Bloomberg reports on Alabama’s recent immigration crackdown:

When Tuscaloosa, Alabama, begins rebuilding more than 7,200 homes and businesses leveled by an April 27 tornado, it may find itself missing a workforce capable of putting the city together again… Tuscaloosa County’s 6,000-strong Hispanic population –including roofers, Sheetrockers, concrete pourers, framers, landscapers and laborers — is disappearing, he said, before a law cracking down on illegal immigrants takes effect.

The obvious question to ask is whether there be others who step in to take the jobs these immigrants would have taken at the wage that will be offered. This question, which I go into detail on here, does ignore one crucial aspect of the problem. The cost to employers is not simply higher wages per hour, but higher unit labor costs. That is, for a given unit of value-added output, what happens to the total cost of labor? Wages may only need to go up by 10% in order to find workers willing to replace illegal immigrants, but if the quality of work goes down -if the workers are slower, sloppier, etc.- then unit labor costs may double or more.

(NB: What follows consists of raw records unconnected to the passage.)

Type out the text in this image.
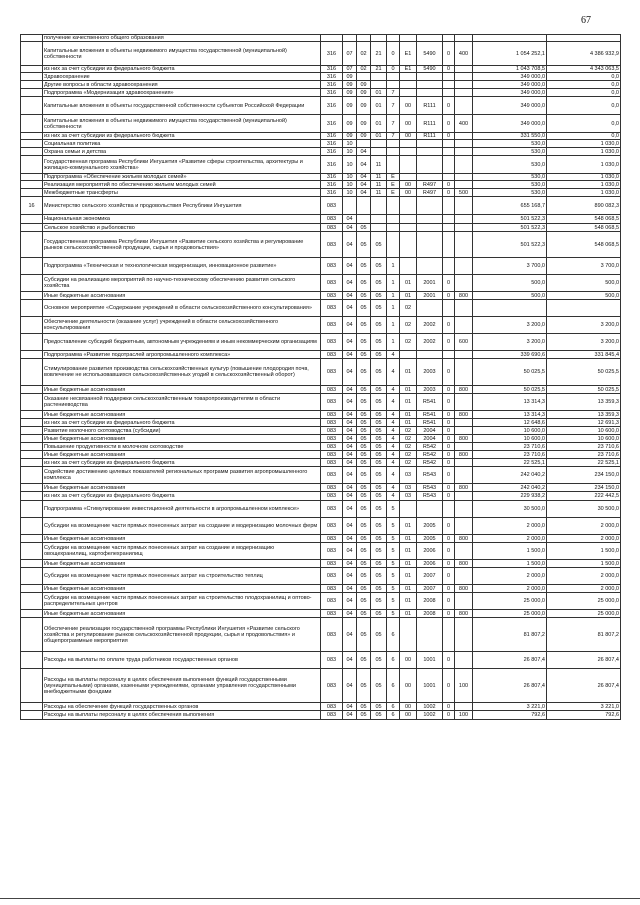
67
	получение качественного общего образования											
	Капитальные вложения в объекты недвижимого имущества государственной (муниципальной) собственности	316	07	02	21	0	E1	5490	0	400	1 054 252,1	4 386 932,9
	из них за счет субсидии из федерального бюджета	316	07	02	21	0	E1	5490	0		1 043 708,5	4 343 063,5
	Здравоохранение	316	09								349 000,0	0,0
	Другие вопросы в области здравоохранения	316	09	09							349 000,0	0,0
	Подпрограмма «Модернизация здравоохранения»	316	09	09	01	7					349 000,0	0,0
	Капитальные вложения в объекты государственной собственности субъектов Российской Федерации	316	09	09	01	7	00	R111	0		349 000,0	0,0
	Капитальные вложения в объекты недвижимого имущества государственной (муниципальной) собственности	316	09	09	01	7	00	R111	0	400	349 000,0	0,0
	из них за счет субсидии из федерального бюджета	316	09	09	01	7	00	R111	0		331 550,0	0,0
	Социальная политика	316	10								530,0	1 030,0
	Охрана семьи и детства	316	10	04							530,0	1 030,0
	Государственная программа Республики Ингушетия «Развитие сферы строительства, архитектуры и жилищно-коммунального хозяйства»	316	10	04	11						530,0	1 030,0
	Подпрограмма «Обеспечение жильем молодых семей»	316	10	04	11	E					530,0	1 030,0
	Реализация мероприятий по обеспечению жильем молодых семей	316	10	04	11	E	00	R497	0		530,0	1 030,0
	Межбюджетные трансферты	316	10	04	11	E	00	R497	0	500	530,0	1 030,0
16	Министерство сельского хозяйства и продовольствия Республики Ингушетия	083									655 168,7	890 082,3
	Национальная экономика	083	04								501 522,3	548 068,5
	Сельское хозяйство и рыболовство	083	04	05							501 522,3	548 068,5
	Государственная программа Республики Ингушетия «Развитие сельского хозяйства и регулирование рынков сельскохозяйственной продукции, сырья и продовольствия»	083	04	05	05						501 522,3	548 068,5
	Подпрограмма «Техническая и технологическая модернизация, инновационное развитие»	083	04	05	05	1					3 700,0	3 700,0
	Субсидии на реализацию мероприятий по научно-техническому обеспечению развития сельского хозяйства	083	04	05	05	1	01	2001	0		500,0	500,0
	Иные бюджетные ассигнования	083	04	05	05	1	01	2001	0	800	500,0	500,0
	Основное мероприятие «Содержание учреждений в области сельскохозяйственного консультирования»	083	04	05	05	1	02					
	Обеспечение деятельности (оказание услуг) учреждений в области сельскохозяйственного консультирования	083	04	05	05	1	02	2002	0		3 200,0	3 200,0
	Предоставление субсидий бюджетным, автономным учреждениям и иным некоммерческим организациям	083	04	05	05	1	02	2002	0	600	3 200,0	3 200,0
	Подпрограмма «Развитие подотраслей агропромышленного комплекса»	083	04	05	05	4					339 690,6	331 845,4
	Стимулирование развития производства сельскохозяйственных культур (повышение плодородия почв, вовлечение не использовавшихся сельскохозяйственных угодий в сельскохозяйственный оборот)	083	04	05	05	4	01	2003	0		50 025,5	50 025,5
	Иные бюджетные ассигнования	083	04	05	05	4	01	2003	0	800	50 025,5	50 025,5
	Оказание несвязанной поддержки сельскохозяйственным товаропроизводителям в области растениеводства	083	04	05	05	4	01	R541	0		13 314,3	13 359,3
	Иные бюджетные ассигнования	083	04	05	05	4	01	R541	0	800	13 314,3	13 359,3
	из них за счет субсидии из федерального бюджета	083	04	05	05	4	01	R541	0		12 648,6	12 691,3
	Развитие молочного скотоводства (субсидии)	083	04	05	05	4	02	2004	0		10 600,0	10 600,0
	Иные бюджетные ассигнования	083	04	05	05	4	02	2004	0	800	10 600,0	10 600,0
	Повышение продуктивности в молочном скотоводстве	083	04	05	05	4	02	R542	0		23 710,6	23 710,6
	Иные бюджетные ассигнования	083	04	05	05	4	02	R542	0	800	23 710,6	23 710,6
	из них за счет субсидии из федерального бюджета	083	04	05	05	4	02	R542	0		22 525,1	22 525,1
	Содействие достижению целевых показателей региональных программ развития агропромышленного комплекса	083	04	05	05	4	03	R543	0		242 040,2	234 150,0
	Иные бюджетные ассигнования	083	04	05	05	4	03	R543	0	800	242 040,2	234 150,0
	из них за счет субсидии из федерального бюджета	083	04	05	05	4	03	R543	0		229 938,2	222 442,5
	Подпрограмма «Стимулирование инвестиционной деятельности в агропромышленном комплексе»	083	04	05	05	5					30 500,0	30 500,0
	Субсидии на возмещение части прямых понесенных затрат на создание и модернизацию молочных ферм	083	04	05	05	5	01	2005	0		2 000,0	2 000,0
	Иные бюджетные ассигнования	083	04	05	05	5	01	2005	0	800	2 000,0	2 000,0
	Субсидии на возмещение части прямых понесенных затрат на создание и модернизацию овощехранилищ, картофелехранилищ	083	04	05	05	5	01	2006	0		1 500,0	1 500,0
	Иные бюджетные ассигнования	083	04	05	05	5	01	2006	0	800	1 500,0	1 500,0
	Субсидии на возмещение части прямых понесенных затрат на строительство теплиц	083	04	05	05	5	01	2007	0		2 000,0	2 000,0
	Иные бюджетные ассигнования	083	04	05	05	5	01	2007	0	800	2 000,0	2 000,0
	Субсидии на возмещение части прямых понесенных затрат на строительство плодохранилищ и оптово-распределительных центров	083	04	05	05	5	01	2008	0		25 000,0	25 000,0
	Иные бюджетные ассигнования	083	04	05	05	5	01	2008	0	800	25 000,0	25 000,0
	Обеспечение реализации государственной программы Республики Ингушетия «Развитие сельского хозяйства и регулирование рынков сельскохозяйственной продукции, сырья и продовольствия» и общепрограммные мероприятия	083	04	05	05	6					81 807,2	81 807,2
	Расходы на выплаты по оплате труда работников государственных органов	083	04	05	05	6	00	1001	0		26 807,4	26 807,4
	Расходы на выплаты персоналу в целях обеспечения выполнения функций государственными (муниципальными) органами, казенными учреждениями, органами управления государственными внебюджетными фондами	083	04	05	05	6	00	1001	0	100	26 807,4	26 807,4
	Расходы на обеспечение функций государственных органов	083	04	05	05	6	00	1002	0		3 221,0	3 221,0
	Расходы на выплаты персоналу в целях обеспечения выполнения	083	04	05	05	6	00	1002	0	100	792,6	792,6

You can see this implied in the Bloomsberg article where a contractor says “It’s not the pay rate. It’s the fact that they work harder than anyone. It’s the work ethic.”

The lesson can be seen in Georgia’s attempt to replace illegal immigrants with probationers:

For more than a week, the state’s probation officers have encouraged their unemployed offenders to consider taking field jobs. While most offenders are required to work while on probation, statistics show they have a hard time finding jobs. Georgia’s unemployment rate is nearly 10 percent, but correction officials say among the state’s 103,000 probationers, it’s about 15 percent. Still, offenders can turn down jobs they consider unsuitable, and harvesting is physically demanding.

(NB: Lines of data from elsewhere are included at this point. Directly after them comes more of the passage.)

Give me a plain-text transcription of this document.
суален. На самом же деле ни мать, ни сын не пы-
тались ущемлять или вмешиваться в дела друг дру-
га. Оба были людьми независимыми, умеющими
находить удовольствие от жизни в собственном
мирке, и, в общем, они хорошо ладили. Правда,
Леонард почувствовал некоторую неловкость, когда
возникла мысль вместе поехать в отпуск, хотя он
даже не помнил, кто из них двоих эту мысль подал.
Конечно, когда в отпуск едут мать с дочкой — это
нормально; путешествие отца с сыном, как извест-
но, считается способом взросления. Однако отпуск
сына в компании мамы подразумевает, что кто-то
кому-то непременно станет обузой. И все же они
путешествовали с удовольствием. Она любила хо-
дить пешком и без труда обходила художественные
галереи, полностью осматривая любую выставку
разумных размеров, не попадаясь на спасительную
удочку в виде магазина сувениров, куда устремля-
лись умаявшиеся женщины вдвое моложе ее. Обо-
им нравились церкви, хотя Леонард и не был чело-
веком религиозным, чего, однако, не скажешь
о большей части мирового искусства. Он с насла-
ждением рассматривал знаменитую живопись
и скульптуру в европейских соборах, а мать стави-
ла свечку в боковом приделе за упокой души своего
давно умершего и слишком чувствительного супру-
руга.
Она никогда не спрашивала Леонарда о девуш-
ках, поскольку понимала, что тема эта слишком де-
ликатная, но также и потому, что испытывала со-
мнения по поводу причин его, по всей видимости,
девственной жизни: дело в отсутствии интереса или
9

The first batch of probationers started work last week at a farm owned by Dick Minor, president of the Georgia Fruit and Vegetable Growers Association. In the coming days, more farmers could join the program.

So far, the experiment at Minor’s farm is yielding mixed results. On the first two days, all the probationers quit by mid-afternoon, said Mendez, one of two crew leaders at Minor’s farm.

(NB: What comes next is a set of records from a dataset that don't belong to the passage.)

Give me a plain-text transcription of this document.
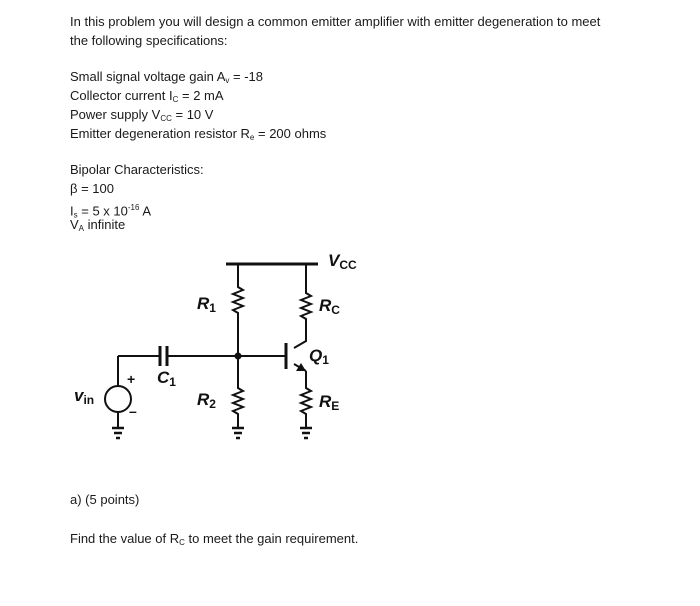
In this problem you will design a common emitter amplifier with emitter degeneration to meet
the following specifications:
Small signal voltage gain $A_v = -18$
Collector current $I_C = 2$ mA
Power supply $V_{CC} = 10$ V
Emitter degeneration resistor $R_e = 200$ ohms
Bipolar Characteristics:
β = 100
$I_s = 5$ x $10^{-16}$ A
$V_A$ infinite
$V_{CC}$
$R_1$	$R_C$
$Q_1$
$C_1$
$R_2$	$R_E$
$v_{in}$
+
–
a) (5 points)
Find the value of $R_C$ to meet the gain requirement.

“Those guys out here weren’t out there 30 minutes and they got the bucket and just threw them in the air and say, ‘Bonk this, I ain’t with this, I can’t do this,’” said Jermond Powell, a 33-year-old probationer. “They just left, took off across the field walking.”

Mendez put the probationers to the test last Wednesday, assigning them to fill one truck and a Latino crew to a second truck. The Latinos picked six truckloads of cucumbers compared to one truckload and four bins for the probationers.

This isn’t a knock on the probationers. Despite being labeled “unskilled” work, this is clearly an extremely difficult job that even healthy, able-bodied adults can’t just pick up and do. Yes, for a high enough price the probationers can probably be induced to stay out in the fields all day. But with wages moving up at the same time productivity is moving downward, it’s not hard to see how employers of illegal immigration might be forced to close up shop as business becomes unprofitable.

So remember this when you read about low-paying jobs illegal immigrants are doing and people tell you that high school students or the unemployed would do them for a couple dollars an hour more: it is not hourly wages that matter, it’s wages per value added output.